Ice-templated nanocellulose porous structure enhances thermochemical storage kinetics in hydrated salt/graphite composites

Abstract The freeze-drying technique is employed for the production of novel strontium bromide/graphite/nanocellulose composites for thermochemical heat storage application. The aim is to obtain a better control and stability of salt organization within the composite, while maximizing the air/salt and salt/graphite interfacial areas and enhancing mass and heat transfer associated to the salt hydration and dehydration. A comparison with a conventional wet impregnation method is also reported. The morphology was investigated by means of scanning electron microscopy.
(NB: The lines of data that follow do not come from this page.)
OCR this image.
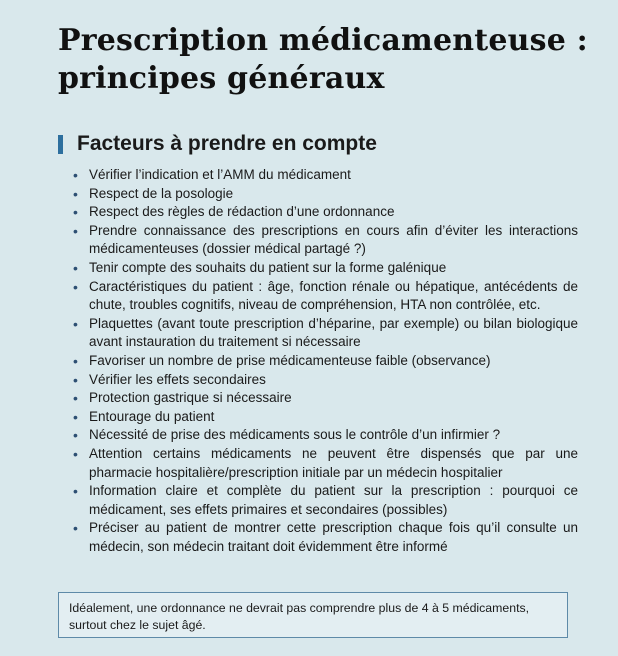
Prescription médicamenteuse : principes généraux
Facteurs à prendre en compte
• Vérifier l’indication et l’AMM du médicament
• Respect de la posologie
• Respect des règles de rédaction d’une ordonnance
• Prendre connaissance des prescriptions en cours afin d’éviter les interactions médicamenteuses (dossier médical partagé ?)
• Tenir compte des souhaits du patient sur la forme galénique
• Caractéristiques du patient : âge, fonction rénale ou hépatique, antécédents de chute, troubles cognitifs, niveau de compréhension, HTA non contrôlée, etc.
• Plaquettes (avant toute prescription d’héparine, par exemple) ou bilan biologique avant instauration du traitement si nécessaire
• Favoriser un nombre de prise médicamenteuse faible (observance)
• Vérifier les effets secondaires
• Protection gastrique si nécessaire
• Entourage du patient
• Nécessité de prise des médicaments sous le contrôle d’un infirmier ?
• Attention certains médicaments ne peuvent être dispensés que par une pharmacie hospitalière/prescription initiale par un médecin hospitalier
• Information claire et complète du patient sur la prescription : pourquoi ce médicament, ses effets primaires et secondaires (possibles)
• Préciser au patient de montrer cette prescription chaque fois qu’il consulte un médecin, son médecin traitant doit évidemment être informé
Idéalement, une ordonnance ne devrait pas comprendre plus de 4 à 5 médicaments, surtout chez le sujet âgé.
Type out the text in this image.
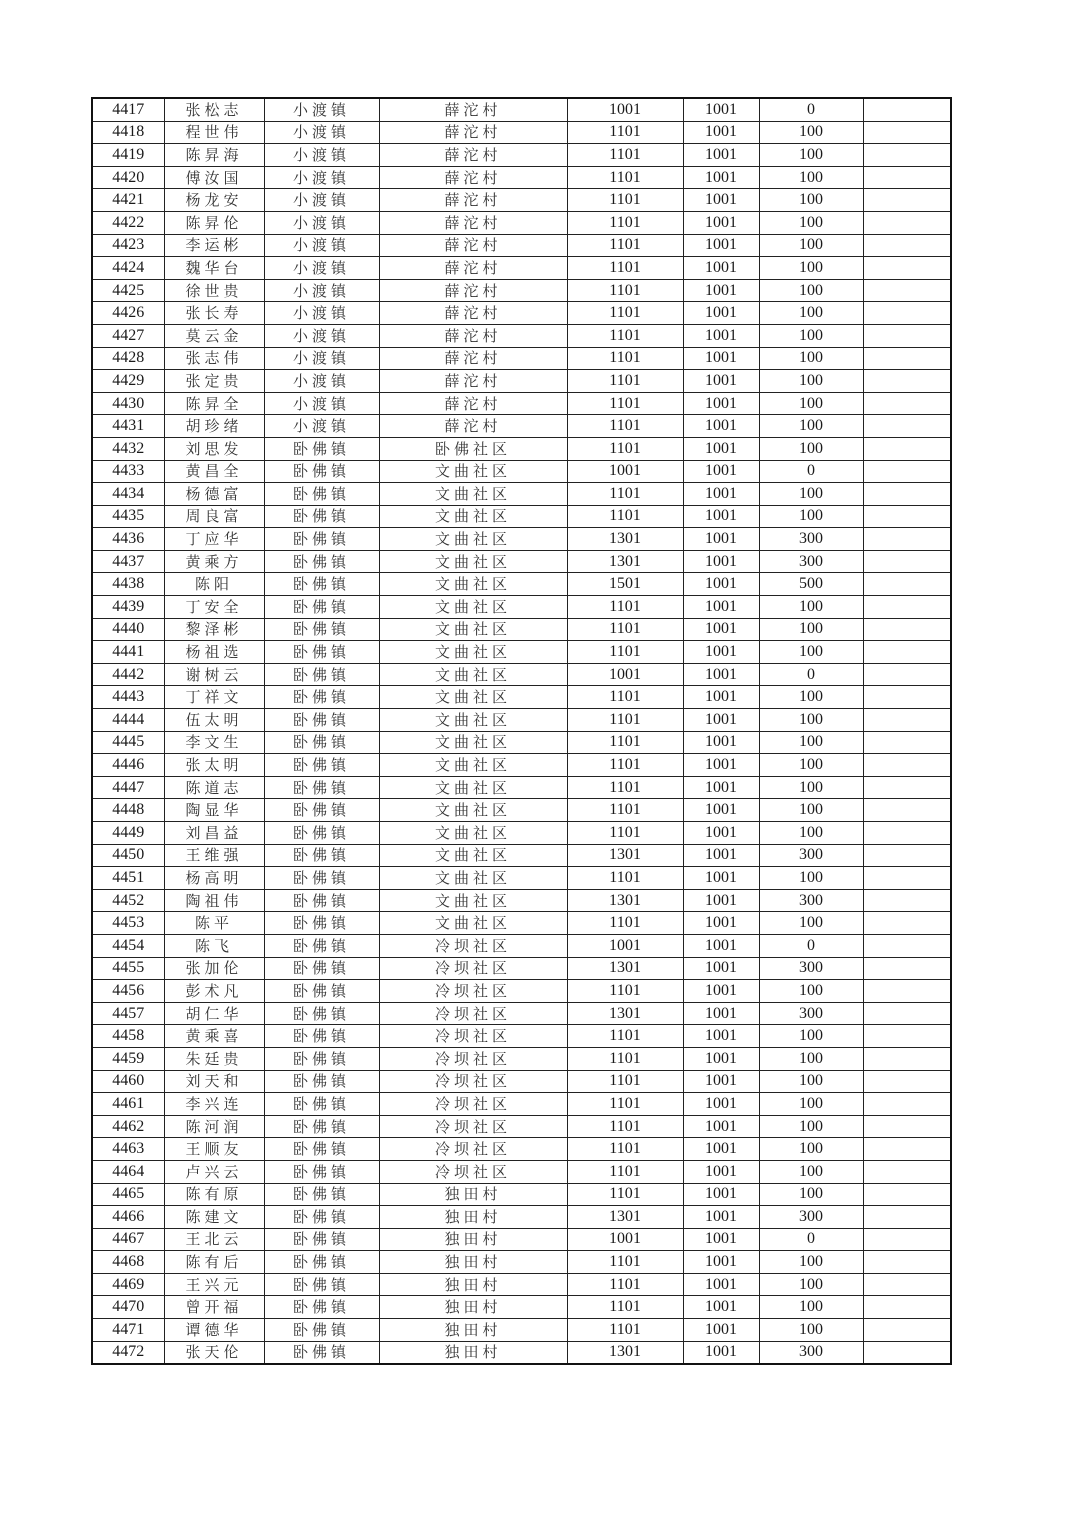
4417	张松志	小渡镇	薛沱村	1001	1001	0	
4418	程世伟	小渡镇	薛沱村	1101	1001	100	
4419	陈昇海	小渡镇	薛沱村	1101	1001	100	
4420	傅汝国	小渡镇	薛沱村	1101	1001	100	
4421	杨龙安	小渡镇	薛沱村	1101	1001	100	
4422	陈昇伦	小渡镇	薛沱村	1101	1001	100	
4423	李运彬	小渡镇	薛沱村	1101	1001	100	
4424	魏华台	小渡镇	薛沱村	1101	1001	100	
4425	徐世贵	小渡镇	薛沱村	1101	1001	100	
4426	张长寿	小渡镇	薛沱村	1101	1001	100	
4427	莫云金	小渡镇	薛沱村	1101	1001	100	
4428	张志伟	小渡镇	薛沱村	1101	1001	100	
4429	张定贵	小渡镇	薛沱村	1101	1001	100	
4430	陈昇全	小渡镇	薛沱村	1101	1001	100	
4431	胡珍绪	小渡镇	薛沱村	1101	1001	100	
4432	刘思发	卧佛镇	卧佛社区	1101	1001	100	
4433	黄昌全	卧佛镇	文曲社区	1001	1001	0	
4434	杨德富	卧佛镇	文曲社区	1101	1001	100	
4435	周良富	卧佛镇	文曲社区	1101	1001	100	
4436	丁应华	卧佛镇	文曲社区	1301	1001	300	
4437	黄乘方	卧佛镇	文曲社区	1301	1001	300	
4438	陈阳	卧佛镇	文曲社区	1501	1001	500	
4439	丁安全	卧佛镇	文曲社区	1101	1001	100	
4440	黎泽彬	卧佛镇	文曲社区	1101	1001	100	
4441	杨祖选	卧佛镇	文曲社区	1101	1001	100	
4442	谢树云	卧佛镇	文曲社区	1001	1001	0	
4443	丁祥文	卧佛镇	文曲社区	1101	1001	100	
4444	伍太明	卧佛镇	文曲社区	1101	1001	100	
4445	李文生	卧佛镇	文曲社区	1101	1001	100	
4446	张太明	卧佛镇	文曲社区	1101	1001	100	
4447	陈道志	卧佛镇	文曲社区	1101	1001	100	
4448	陶显华	卧佛镇	文曲社区	1101	1001	100	
4449	刘昌益	卧佛镇	文曲社区	1101	1001	100	
4450	王维强	卧佛镇	文曲社区	1301	1001	300	
4451	杨高明	卧佛镇	文曲社区	1101	1001	100	
4452	陶祖伟	卧佛镇	文曲社区	1301	1001	300	
4453	陈平	卧佛镇	文曲社区	1101	1001	100	
4454	陈飞	卧佛镇	冷坝社区	1001	1001	0	
4455	张加伦	卧佛镇	冷坝社区	1301	1001	300	
4456	彭术凡	卧佛镇	冷坝社区	1101	1001	100	
4457	胡仁华	卧佛镇	冷坝社区	1301	1001	300	
4458	黄乘喜	卧佛镇	冷坝社区	1101	1001	100	
4459	朱廷贵	卧佛镇	冷坝社区	1101	1001	100	
4460	刘天和	卧佛镇	冷坝社区	1101	1001	100	
4461	李兴连	卧佛镇	冷坝社区	1101	1001	100	
4462	陈河润	卧佛镇	冷坝社区	1101	1001	100	
4463	王顺友	卧佛镇	冷坝社区	1101	1001	100	
4464	卢兴云	卧佛镇	冷坝社区	1101	1001	100	
4465	陈有原	卧佛镇	独田村	1101	1001	100	
4466	陈建文	卧佛镇	独田村	1301	1001	300	
4467	王北云	卧佛镇	独田村	1001	1001	0	
4468	陈有后	卧佛镇	独田村	1101	1001	100	
4469	王兴元	卧佛镇	独田村	1101	1001	100	
4470	曾开福	卧佛镇	独田村	1101	1001	100	
4471	谭德华	卧佛镇	独田村	1101	1001	100	
4472	张天伦	卧佛镇	独田村	1301	1001	300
Differential scanning calorimetry was employed to evaluate the energy storage density, while hydration kinetics were evaluated at 23 °C and 50% RH. The wet impregnation approach delivered materials with a limited porosity while freeze-drying produced highly porous structures with oriented channels for moisture transport across the composite. The organic binder provided an active contribution to the energy storage process, producing energy storage densities up to 764 kJ/kg, 48% greater than the theoretical value. Freeze-dried nanocellulose composites evidenced a significant increase of 54% in the hydration kinetics, compared to the pristine salt. Based on these results, the freeze-drying of ternary composites based on salt hydrate, graphite and nanocellulose is envisaged as a promising route for the production of fast charge and discharge thermochemical storage systems.